There are a bunch of people on the internet yelling about urban design and coming at it from the position that walkable, bikable neighborhoods and cities are a net good. Most of these people are also of the opinion that the last seventy to eighty years of car-centric urban design was A Bad Thing – a position I wholeheartedly agree with. So why does the internet need another person yelling about it?
Whelp, as I see it, most of the people who are engaged in this discourse are *very* urban and – while the solutions they’re recommending are great for fixing the mistakes that have happened in seven decades of destroying our urban centers – they seem to be drawing a blank when it comes to the suburban areas that were built with nothing but car-centricity in mind.
So that’s the gap that I aim to fill on this website: how do we take the tons of car-dependent suburban sprawl that we’ve generated over the last seven decades and make it into a place where cars are no longer required, but are instead optional? Oh, yeah, and to bump up the difficulty a bit, I’m going to assume that “just bulldoze it all and build a proper city from scratch” isn’t an option, and that something needs to be done to win over people who’d rather just continue doing the same stupid things they’ve always done.

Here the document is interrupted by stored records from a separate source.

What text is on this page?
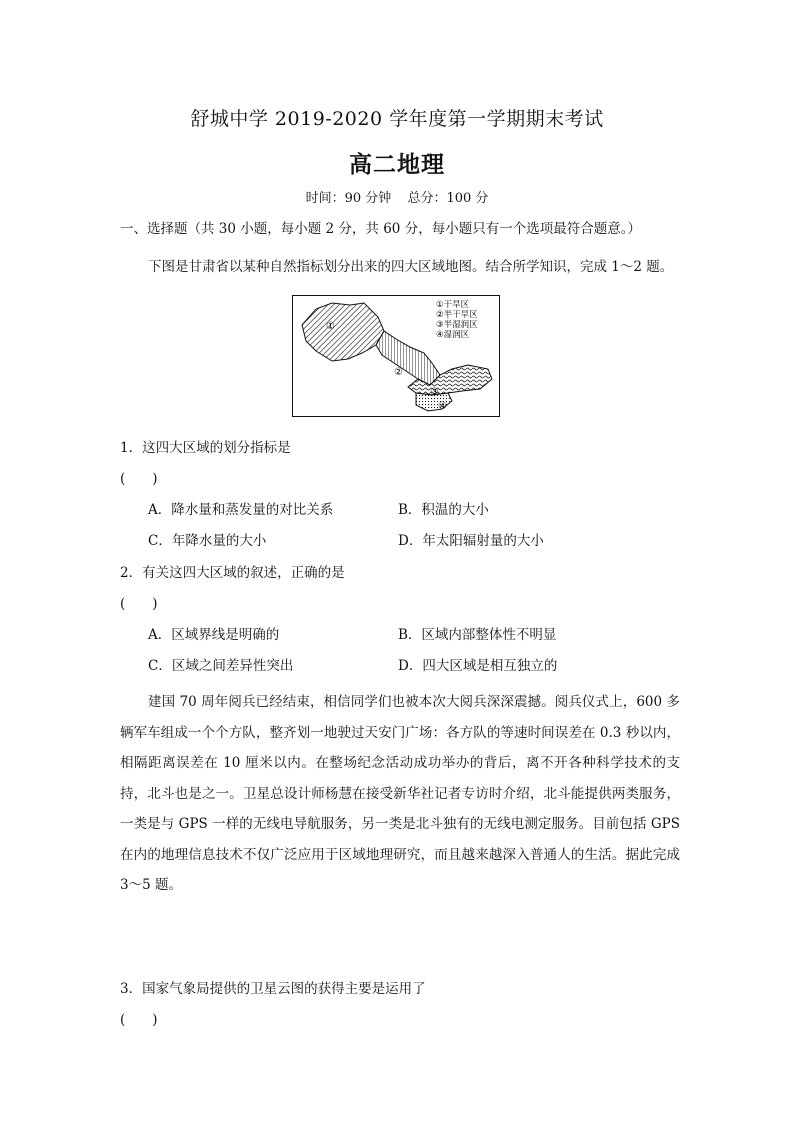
舒城中学 2019-2020 学年度第一学期期末考试
高二地理
时间：90 分钟 总分：100 分
一、选择题（共 30 小题，每小题 2 分，共 60 分，每小题只有一个选项最符合题意。）
下图是甘肃省以某种自然指标划分出来的四大区域地图。结合所学知识，完成 1～2 题。
①
②
③
④
①干旱区
②半干旱区
③半湿润区
④湿润区
1．这四大区域的划分指标是
(　　)
A．降水量和蒸发量的对比关系	B．积温的大小
C．年降水量的大小	D．年太阳辐射量的大小
2．有关这四大区域的叙述，正确的是
(　　)
A．区域界线是明确的	B．区域内部整体性不明显
C．区域之间差异性突出	D．四大区域是相互独立的
建国 70 周年阅兵已经结束，相信同学们也被本次大阅兵深深震撼。阅兵仪式上，600 多辆军车组成一个个方队，整齐划一地驶过天安门广场：各方队的等速时间误差在 0.3 秒以内，相隔距离误差在 10 厘米以内。在整场纪念活动成功举办的背后，离不开各种科学技术的支持，北斗也是之一。卫星总设计师杨慧在接受新华社记者专访时介绍，北斗能提供两类服务，一类是与 GPS 一样的无线电导航服务，另一类是北斗独有的无线电测定服务。目前包括 GPS 在内的地理信息技术不仅广泛应用于区域地理研究，而且越来越深入普通人的生活。据此完成 3～5 题。
3．国家气象局提供的卫星云图的获得主要是运用了
(　　)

All of this is caveated with the fact that I have absolutely zero professional qualifications for this sort of discourse – but that’s never stopped anyone from making sweeping statements about what should be done about a given thing, has it? I have, however, driven, cycled, walked, and taken transit in a number of different cities all around the world – and I am an unrepentant nerd who reads scholarly articles for fun, so while I might not be credentialed, I can at least call BS when I see it.
So, that being said, welcome, please be kind in the comments, and – if by some miracle you find this worthwhile – please chuck me a couple bucks whenever I add a buy-me-a-coffee to this thing.